هُوَ الَّذِي
يُرِيكُمُ الْبَرْقَ خَوْفًا وَطَمَعًا وَيُنْشِئُ السَّحَابَ الثِّقَالَ
“Dia-lah Tuhan yang memperlihatkan kilat kepadamu untuk
menimbulkan ketakutan dan harapan, dan Dia mengadakan awan mendung” (Ar-Ra’du:12)
Ayat ini
menginformasikan kepada kita bahwa betapa kita perlu melihat sisi baik pada
setiap peristiwa. Dan salah satu kunci kebahagiaan seseorang adalah bagaimana
ia memandang sisi baik pada setiap kejadian yang dialami.
Pada saat cuaca
mendung, gelap dan berkilat, tentu sebagian kita merasa ketakutan oleh karena
suara yang mengerikan dan pengalaman banyak korban yang tersambar petir pada
saat kejadian itu. Namun ternyata setelah itu akan turun hujan sebagai rahmat
yang luar biasa. Ketika kita merasa ketakutan dengan dentuman suara petir yang
menggelegar, pada saat yang sama para petani dan semua tumbuhan sedang menanti
air hujan. Penafsiran
ayat diatas tentu tidak tunggal. Ketakutan atau harapan. Tentu bagaimana cara
kita memandang.
Jadi terserah kita
memandang seperti apa?.
Orang yang bahagia
akan menganggap mendung dan suara kilat sebagai pertanda akan turun rahmat dari
Allah Swt. sedangakan orang yang yang kurang bahagia akan menganggap bahwa
kondisi tersebut sebagai hal yang menakutkan.
Contoh lain adalah
ketika kita melihat orang yang sedang tersenyum, pada dasarnya senyum itu sama
saja terletak di bibir seseorang yang melebar atau sekedar menampakkan gigi
saja. Ya, memang begitulah defenisi senyum dimana-mana. Tetapi tahukah kita
bahwa arti dari senyuman itu bermacam-macam mulai dari menunjukkkan keceriaan
seseorang, keramah-tamahan, kesopanan atau boleh jadi merupakan simbol ejekan. Maka
kita harus pandai-pandai memaknai senyuman.
Seringkali kita
terjebak dari senyuman orang, kita fikir itu merupakan tanda keramahan tapi
justru saat itu kita sedang diejek melalui balutan senyuman yang nyaris tak terlihat.
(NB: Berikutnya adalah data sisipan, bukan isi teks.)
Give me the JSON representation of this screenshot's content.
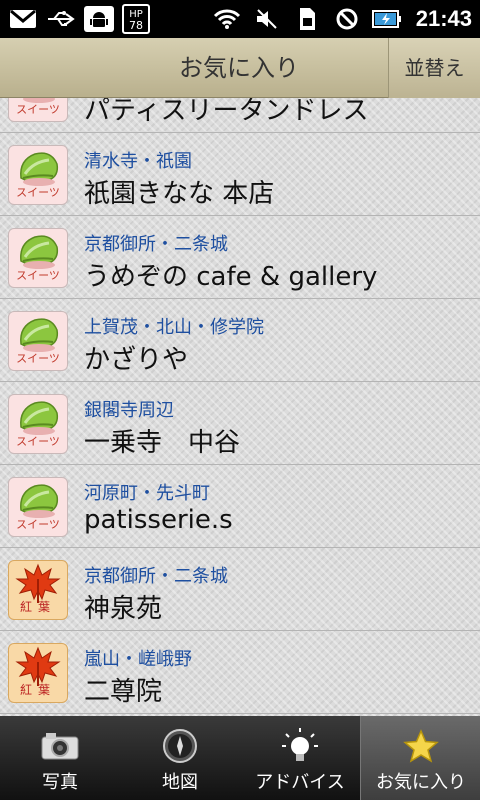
{
  "status_bar": {
    "time": "21:43",
    "icons": [
      "gmail-icon",
      "usb-icon",
      "android-debug-icon",
      "hp-badge-icon",
      "wifi-icon",
      "vibrate-mute-icon",
      "sim-icon",
      "no-signal-icon",
      "battery-charging-icon"
    ],
    "hp_badge": "HP\n78"
  },
  "title_bar": {
    "title": "お気に入り",
    "sort_label": "並替え"
  },
  "list": {
    "items": [
      {
        "category": "sweets",
        "category_label": "スイーツ",
        "area": "",
        "name": "パティスリータンドレス"
      },
      {
        "category": "sweets",
        "category_label": "スイーツ",
        "area": "清水寺・祇園",
        "name": "祇園きなな 本店"
      },
      {
        "category": "sweets",
        "category_label": "スイーツ",
        "area": "京都御所・二条城",
        "name": "うめぞの cafe & gallery"
      },
      {
        "category": "sweets",
        "category_label": "スイーツ",
        "area": "上賀茂・北山・修学院",
        "name": "かざりや"
      },
      {
        "category": "sweets",
        "category_label": "スイーツ",
        "area": "銀閣寺周辺",
        "name": "一乗寺　中谷"
      },
      {
        "category": "sweets",
        "category_label": "スイーツ",
        "area": "河原町・先斗町",
        "name": "patisserie.s"
      },
      {
        "category": "koyo",
        "category_label": "紅葉",
        "area": "京都御所・二条城",
        "name": "神泉苑"
      },
      {
        "category": "koyo",
        "category_label": "紅葉",
        "area": "嵐山・嵯峨野",
        "name": "二尊院"
      }
    ]
  },
  "tab_bar": {
    "tabs": [
      {
        "label": "写真",
        "icon": "camera-icon",
        "selected": false
      },
      {
        "label": "地図",
        "icon": "compass-icon",
        "selected": false
      },
      {
        "label": "アドバイス",
        "icon": "lightbulb-icon",
        "selected": false
      },
      {
        "label": "お気に入り",
        "icon": "star-icon",
        "selected": true
      }
    ]
  }
}
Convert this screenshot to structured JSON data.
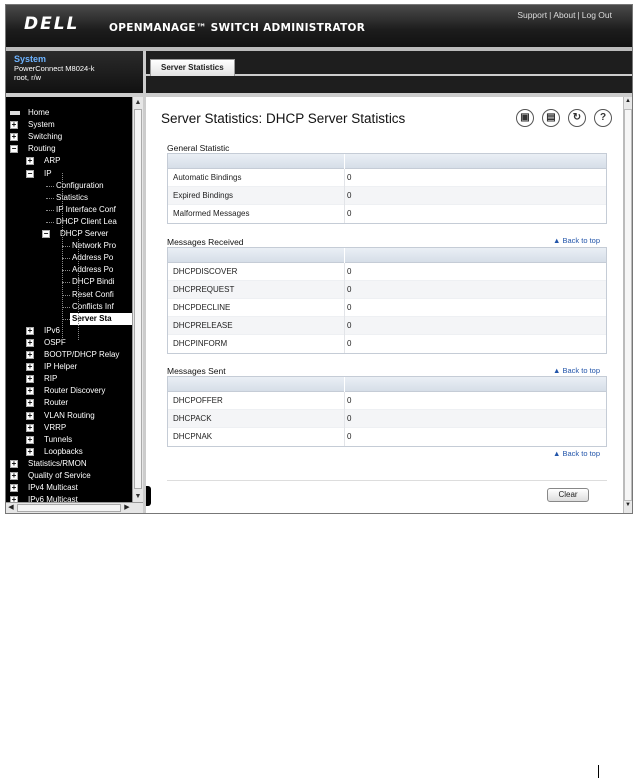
{
  "header": {
    "logo": "DELL",
    "product": "OPENMANAGE™ SWITCH ADMINISTRATOR",
    "links": [
      "Support",
      "About",
      "Log Out"
    ]
  },
  "system_box": {
    "title": "System",
    "model": "PowerConnect M8024-k",
    "user": "root, r/w"
  },
  "tab": {
    "label": "Server Statistics"
  },
  "nav": {
    "items": [
      {
        "label": "Home"
      },
      {
        "label": "System"
      },
      {
        "label": "Switching"
      },
      {
        "label": "Routing"
      },
      {
        "label": "ARP"
      },
      {
        "label": "IP"
      },
      {
        "label": "Configuration"
      },
      {
        "label": "Statistics"
      },
      {
        "label": "IP Interface Conf"
      },
      {
        "label": "DHCP Client Lea"
      },
      {
        "label": "DHCP Server"
      },
      {
        "label": "Network Pro"
      },
      {
        "label": "Address Po"
      },
      {
        "label": "Address Po"
      },
      {
        "label": "DHCP Bindi"
      },
      {
        "label": "Reset Confi"
      },
      {
        "label": "Conflicts Inf"
      },
      {
        "label": "Server Sta"
      },
      {
        "label": "IPv6"
      },
      {
        "label": "OSPF"
      },
      {
        "label": "BOOTP/DHCP Relay"
      },
      {
        "label": "IP Helper"
      },
      {
        "label": "RIP"
      },
      {
        "label": "Router Discovery"
      },
      {
        "label": "Router"
      },
      {
        "label": "VLAN Routing"
      },
      {
        "label": "VRRP"
      },
      {
        "label": "Tunnels"
      },
      {
        "label": "Loopbacks"
      },
      {
        "label": "Statistics/RMON"
      },
      {
        "label": "Quality of Service"
      },
      {
        "label": "IPv4 Multicast"
      },
      {
        "label": "IPv6 Multicast"
      }
    ]
  },
  "page": {
    "title": "Server Statistics: DHCP Server Statistics",
    "icons": [
      "save-icon",
      "print-icon",
      "refresh-icon",
      "help-icon"
    ],
    "back_to_top": "▲ Back to top",
    "clear_label": "Clear"
  },
  "general": {
    "title": "General Statistic",
    "rows": [
      {
        "label": "Automatic Bindings",
        "value": "0"
      },
      {
        "label": "Expired Bindings",
        "value": "0"
      },
      {
        "label": "Malformed Messages",
        "value": "0"
      }
    ]
  },
  "received": {
    "title": "Messages Received",
    "rows": [
      {
        "label": "DHCPDISCOVER",
        "value": "0"
      },
      {
        "label": "DHCPREQUEST",
        "value": "0"
      },
      {
        "label": "DHCPDECLINE",
        "value": "0"
      },
      {
        "label": "DHCPRELEASE",
        "value": "0"
      },
      {
        "label": "DHCPINFORM",
        "value": "0"
      }
    ]
  },
  "sent": {
    "title": "Messages Sent",
    "rows": [
      {
        "label": "DHCPOFFER",
        "value": "0"
      },
      {
        "label": "DHCPACK",
        "value": "0"
      },
      {
        "label": "DHCPNAK",
        "value": "0"
      }
    ]
  }
}
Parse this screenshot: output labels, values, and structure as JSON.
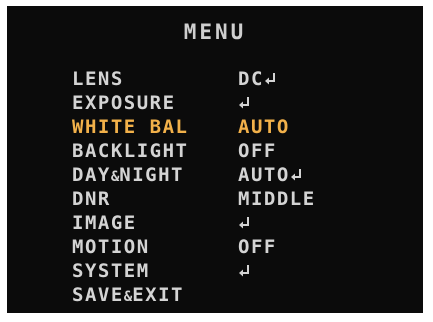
{
  "menu": {
    "title": "MENU",
    "items": [
      {
        "label_pre": "LENS",
        "amp": "",
        "label_post": "",
        "value": "DC",
        "enter": true,
        "selected": false
      },
      {
        "label_pre": "EXPOSURE",
        "amp": "",
        "label_post": "",
        "value": "",
        "enter": true,
        "selected": false
      },
      {
        "label_pre": "WHITE BAL",
        "amp": "",
        "label_post": "",
        "value": "AUTO",
        "enter": false,
        "selected": true
      },
      {
        "label_pre": "BACKLIGHT",
        "amp": "",
        "label_post": "",
        "value": "OFF",
        "enter": false,
        "selected": false
      },
      {
        "label_pre": "DAY",
        "amp": "&",
        "label_post": "NIGHT",
        "value": "AUTO",
        "enter": true,
        "selected": false
      },
      {
        "label_pre": "DNR",
        "amp": "",
        "label_post": "",
        "value": "MIDDLE",
        "enter": false,
        "selected": false
      },
      {
        "label_pre": "IMAGE",
        "amp": "",
        "label_post": "",
        "value": "",
        "enter": true,
        "selected": false
      },
      {
        "label_pre": "MOTION",
        "amp": "",
        "label_post": "",
        "value": "OFF",
        "enter": false,
        "selected": false
      },
      {
        "label_pre": "SYSTEM",
        "amp": "",
        "label_post": "",
        "value": "",
        "enter": true,
        "selected": false
      },
      {
        "label_pre": "SAVE",
        "amp": "&",
        "label_post": "EXIT",
        "value": "",
        "enter": false,
        "selected": false
      }
    ]
  },
  "colors": {
    "background": "#0b0b0b",
    "text": "#d4d4d4",
    "highlight": "#f2b14a"
  },
  "icons": {
    "enter": "enter-return-icon"
  }
}
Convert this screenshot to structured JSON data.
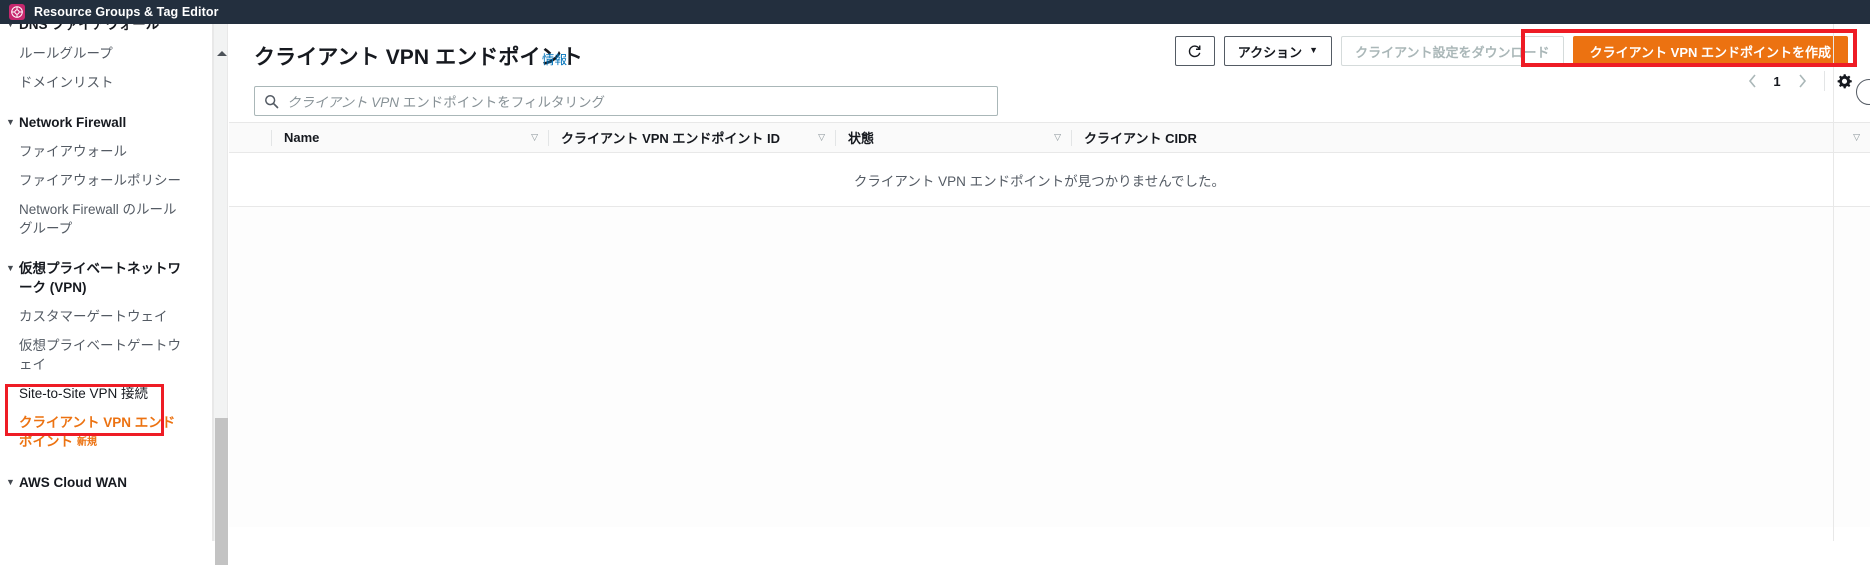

Sangat sulit ditebak, tetapi walau demikian kita tetap harus memilih pandangan
yang baik.
Sekarang kalau kita
melangkah ke kondisi yang sedikit ekstrim. Ketika kita sedang sakit misalnya. Apakah
kita memandang bahwa sakit itu sebagai sebuah kenikmatan atau sebagai hukuman?.
Jangan dijawab.
Imam Ali Zainal
Abidin ketika beliau sedang sakit ia
berdo’a “Ya Allah, aku tidak tahu, apakah aku harus bersukur atau bersabar
dalam kondisi sakitku ini. Sebab, berkat sakitku ini aku terhindar dari
kenistaan dan aku punya lebih banyak waktu untuk berzikir dan berkumpul bersama
keluarga.”
Kondisi-kondisi
diatas dan persepsi yang berbeda dari setiap orang mengingatkan kita kepada
pendapat psikolog, apa yang disebut sebagi reframing
(mengubah sudut pandang). Betapa pentingnya kita melihat objek pandangan
dari sisi yang berbeda. Seperti ketika kita sedang membidik objek foto, bila
disuatu sisi kita kita tahu hasil bidikan tidak bagus. Maka coba carilah sisi
lain sampai hasil bidikan benar-benar bagus. Jadi yang diubah adalah sudut
pandang. Bukan objek pandang.
Jadi yang perlu kita
ubah adalah cara pandang kita terhadap kondisi-kondisi yang menimpa kita
tentunya dengan cara pandang yang positif. bukan mengeluh dengan cara memandang
sisi negatif atau malah menyalahkan Tuhan.
Semoga.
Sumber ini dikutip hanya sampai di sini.